Cost and Value Breakdown

The Kimberley Panorama sits at the premium end of Australian coach touring, and prices move with fuel costs, seasonal demand, and departure year. As a ballpark, expect to pay somewhere between $4,500 and $6,500 per person depending on the cabin or bungalow upgrade you choose and what time of year you depart. That price includes accommodation, most meals, guided activities and national park entry fees. It does not typically include flights, travel insurance, alcoholic beverages, or optional add-on activities like scenic flights over the Bungle Bungles.

The scenic flight over the Bungle Bungles is the one optional extra I'd budget for without hesitation. From the air, the beehive domes of Purnululu National Park look genuinely unreal — orange and black banded sandstone rising from the plain.
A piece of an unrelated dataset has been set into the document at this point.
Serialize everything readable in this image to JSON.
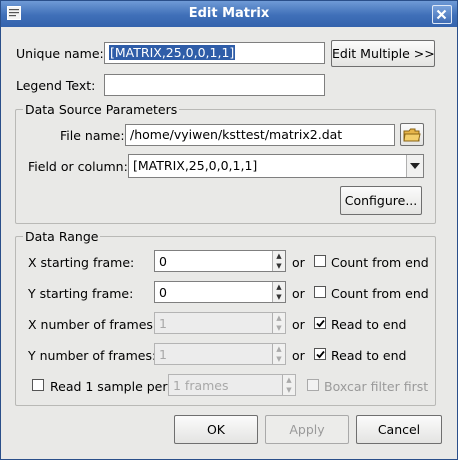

It's the kind of view that reframes everything you thought you knew about Australian geology.

Final Thoughts

If you've been circling the Kimberley on a map for years but haven't committed because the logistics feel overwhelming, the AAT Kings Kimberley Panorama is a legitimate way in. Do your research on timing, get your fitness reasonable before you go, and don't skip the gorge swims regardless of how tired you are from the coach. Book your Broome flights early, and pad a day or two onto either end of the itinerary — the region deserves more than a rushed transit.